En 2005, le scénariste Thierry Bourcy commence une série de romans policiers se déroulant tous dans les tranchées de la guerre de 14. La Cote 512, parue au Nouveau Monde, est le premier épisode des aventures de Célestin Louise, flic et soldat.

Lorsqu’en novembre 1914, la guerre se déclare, l’enquêteur de la brigade criminelle de Paris, Célestin Louise, pourrait profiter de son poste pour échapper à la bataille. Mais comme tous les jeunes appelés, il pense que l’expédition dans l’Est ne durera pas. Alors il part. Sous les bombes de Verdun, dans les tranchées, il avale quotidiennement sa ration d’horreur et de désillusions. Jusqu’à ce que le lieutenant de Mérange qui dirige sa compagnie, meurt au cours d’un assaut… d’une balle dans le dos. Le soldat redevient donc flic pour comprendre qui et pourquoi, on a tué cet homme depuis les lignes françaises.

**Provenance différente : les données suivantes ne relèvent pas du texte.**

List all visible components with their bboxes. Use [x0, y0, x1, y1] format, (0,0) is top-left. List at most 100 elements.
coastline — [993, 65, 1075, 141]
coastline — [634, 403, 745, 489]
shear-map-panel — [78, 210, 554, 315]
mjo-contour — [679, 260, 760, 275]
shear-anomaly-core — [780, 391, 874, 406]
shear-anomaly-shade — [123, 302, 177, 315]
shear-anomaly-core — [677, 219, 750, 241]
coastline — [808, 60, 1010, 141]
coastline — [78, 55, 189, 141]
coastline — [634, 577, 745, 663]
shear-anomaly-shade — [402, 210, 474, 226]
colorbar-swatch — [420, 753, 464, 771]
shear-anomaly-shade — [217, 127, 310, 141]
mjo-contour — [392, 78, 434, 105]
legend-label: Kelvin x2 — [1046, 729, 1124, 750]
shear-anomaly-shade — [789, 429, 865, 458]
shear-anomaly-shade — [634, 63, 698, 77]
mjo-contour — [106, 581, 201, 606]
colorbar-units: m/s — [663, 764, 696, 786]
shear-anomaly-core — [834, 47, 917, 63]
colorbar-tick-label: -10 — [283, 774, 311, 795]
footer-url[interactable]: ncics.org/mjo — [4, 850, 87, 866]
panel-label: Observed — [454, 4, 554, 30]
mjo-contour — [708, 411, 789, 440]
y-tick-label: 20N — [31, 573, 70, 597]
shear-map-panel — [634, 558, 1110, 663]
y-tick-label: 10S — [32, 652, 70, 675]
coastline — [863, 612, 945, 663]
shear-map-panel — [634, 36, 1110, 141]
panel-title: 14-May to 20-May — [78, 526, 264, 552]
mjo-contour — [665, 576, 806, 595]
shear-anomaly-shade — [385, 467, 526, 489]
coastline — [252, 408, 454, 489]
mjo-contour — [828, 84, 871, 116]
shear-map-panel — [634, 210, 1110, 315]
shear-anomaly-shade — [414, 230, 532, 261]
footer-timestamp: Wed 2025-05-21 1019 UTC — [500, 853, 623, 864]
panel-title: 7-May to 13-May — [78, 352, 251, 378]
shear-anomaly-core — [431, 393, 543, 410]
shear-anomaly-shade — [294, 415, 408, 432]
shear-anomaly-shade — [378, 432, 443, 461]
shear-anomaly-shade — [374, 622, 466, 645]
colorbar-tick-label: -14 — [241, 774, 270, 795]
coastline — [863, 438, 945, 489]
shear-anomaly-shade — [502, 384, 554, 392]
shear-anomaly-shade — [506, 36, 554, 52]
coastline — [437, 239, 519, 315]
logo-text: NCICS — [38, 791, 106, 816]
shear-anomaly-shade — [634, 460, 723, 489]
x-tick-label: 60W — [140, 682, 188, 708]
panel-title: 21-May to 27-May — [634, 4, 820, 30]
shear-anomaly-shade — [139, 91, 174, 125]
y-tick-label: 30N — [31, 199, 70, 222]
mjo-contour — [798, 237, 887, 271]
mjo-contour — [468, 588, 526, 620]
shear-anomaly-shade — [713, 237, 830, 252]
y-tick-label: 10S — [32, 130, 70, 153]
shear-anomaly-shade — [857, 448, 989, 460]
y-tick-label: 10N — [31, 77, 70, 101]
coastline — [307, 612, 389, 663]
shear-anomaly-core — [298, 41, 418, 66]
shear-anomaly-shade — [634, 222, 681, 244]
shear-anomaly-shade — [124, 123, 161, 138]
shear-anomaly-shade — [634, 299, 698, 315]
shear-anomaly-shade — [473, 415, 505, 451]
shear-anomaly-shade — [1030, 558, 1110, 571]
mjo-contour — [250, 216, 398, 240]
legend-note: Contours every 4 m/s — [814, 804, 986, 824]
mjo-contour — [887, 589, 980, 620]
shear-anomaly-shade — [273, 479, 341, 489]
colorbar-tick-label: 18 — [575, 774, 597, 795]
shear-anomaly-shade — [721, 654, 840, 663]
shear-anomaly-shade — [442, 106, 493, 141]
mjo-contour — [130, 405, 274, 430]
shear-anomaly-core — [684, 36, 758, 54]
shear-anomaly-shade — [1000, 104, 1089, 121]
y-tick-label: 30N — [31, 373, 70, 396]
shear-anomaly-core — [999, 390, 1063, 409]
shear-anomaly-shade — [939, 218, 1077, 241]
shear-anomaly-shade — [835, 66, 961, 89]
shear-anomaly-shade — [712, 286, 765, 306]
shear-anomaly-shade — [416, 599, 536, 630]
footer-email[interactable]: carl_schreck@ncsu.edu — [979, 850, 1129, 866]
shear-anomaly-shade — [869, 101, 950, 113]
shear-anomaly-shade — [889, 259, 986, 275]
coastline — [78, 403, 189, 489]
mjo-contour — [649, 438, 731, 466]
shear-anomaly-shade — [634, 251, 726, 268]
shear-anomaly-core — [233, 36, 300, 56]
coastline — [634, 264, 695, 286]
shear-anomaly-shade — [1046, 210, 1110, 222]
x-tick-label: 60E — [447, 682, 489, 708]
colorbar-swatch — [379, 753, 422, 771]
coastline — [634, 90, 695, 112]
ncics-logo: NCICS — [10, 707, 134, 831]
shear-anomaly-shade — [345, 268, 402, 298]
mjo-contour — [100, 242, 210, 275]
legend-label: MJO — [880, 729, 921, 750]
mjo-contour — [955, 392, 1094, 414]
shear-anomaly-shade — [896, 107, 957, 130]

Bon nombre d’auteurs, notamment de polars, aiment à s’écrier que de toute façon, depuis Shakespeare, tout a déjà été écrit. Alors, chacun d’y aller avec ce lourd passif et de se creuser le citron pour pondre, sinon de l’original, du moins du pas trop répétitif. Et puis, il y a les acharnés, ceux qui pensent tout le contraire et vont avec les dents, ratisser tout ce qui n’est pas encore potentiellement tombé sous la plume des ancêtres.

Ce doit être le cas de Thierry Bourcy. Cet auteur vient du scénario. Le scénario est un exercice plutôt ingrat et désincarné : interdiction de glisser du style dans les didascalies, pas de psychologie non plus en dehors de celle exprimée par l’action et par les dialogues. Sans compter qu’à la télévision, question « on a déjà tout fait », les commandes fleurent bon le bis repetitam. Est-ce ça qui pousse Bourcy vers la littérature policière ? Gageons que oui, ça nous permettra un raccourci.

La Cote 512 (ou comment trouver l’idée qui n’a, à priori, jamais été exploitée – mais nos connaissances en la matière sont limitées) est donc le premier roman de Thierry Bourcy. Les faits sont simples, il suffisait d’y penser : comment dans la tourmente de la guerre 14-18, trouver un cadavre suspect au milieu du champs de bataille, et décider de mener une enquête à laquelle pas un soldat ne prête la moindre attention ? Et bien c’est simple, donc : on ne se pose pas de question et on y va, baïonnette au canon. L’aiguille dans la meule de foin, voilà le sujet de cette Cote 512. Celestin Louise, flic tenace sous son costume de poilu, passe les lignes, insiste auprès de ses supérieurs, obtient même des permissions pour poursuivre son enquête loin du théâtre des opérations.

Mais ne nous y trompons pas. Si la tâche de ce policier émérite quoiqu’un peu psychorigide, peut paraître stupide et vidée de son sens quand des millions d’hommes autour de lui sont sur le point de mourir, elle n’est presque qu’un prétexte. Un prétexte plutôt bien orchestré. Présent au front, Louise est un témoin privilégié des petites horreurs quotidiennes, de l’anecdote ordinaire de soldats, du détail muséographique de cette vie d’insecte qui dura quatre longues années, au fond des tranchées qui tenaient un ligne de plus de sept cent kilomètres, de la mer du Nord à la Suisse. Échappé dans la France libre, Louise devient le rapporteur d’une histoire méconnue, celle de ces poilus, qui, en permission, loin des obus, se retrouvaient confrontés à une société civile qui ne les acceptait pas parce qu’elle voulait oublier que le pays été en guerre. La narration de ces deux tableaux vaut à elle seule le but anecdotique que Louise s’est fixé.

Reprise en 2008 en poche par Folio Policier, la tétralogie de Thierry Bourcy vaut pour son aspect documentaire autant que la visite d’un mémorial de la Grande Guerre.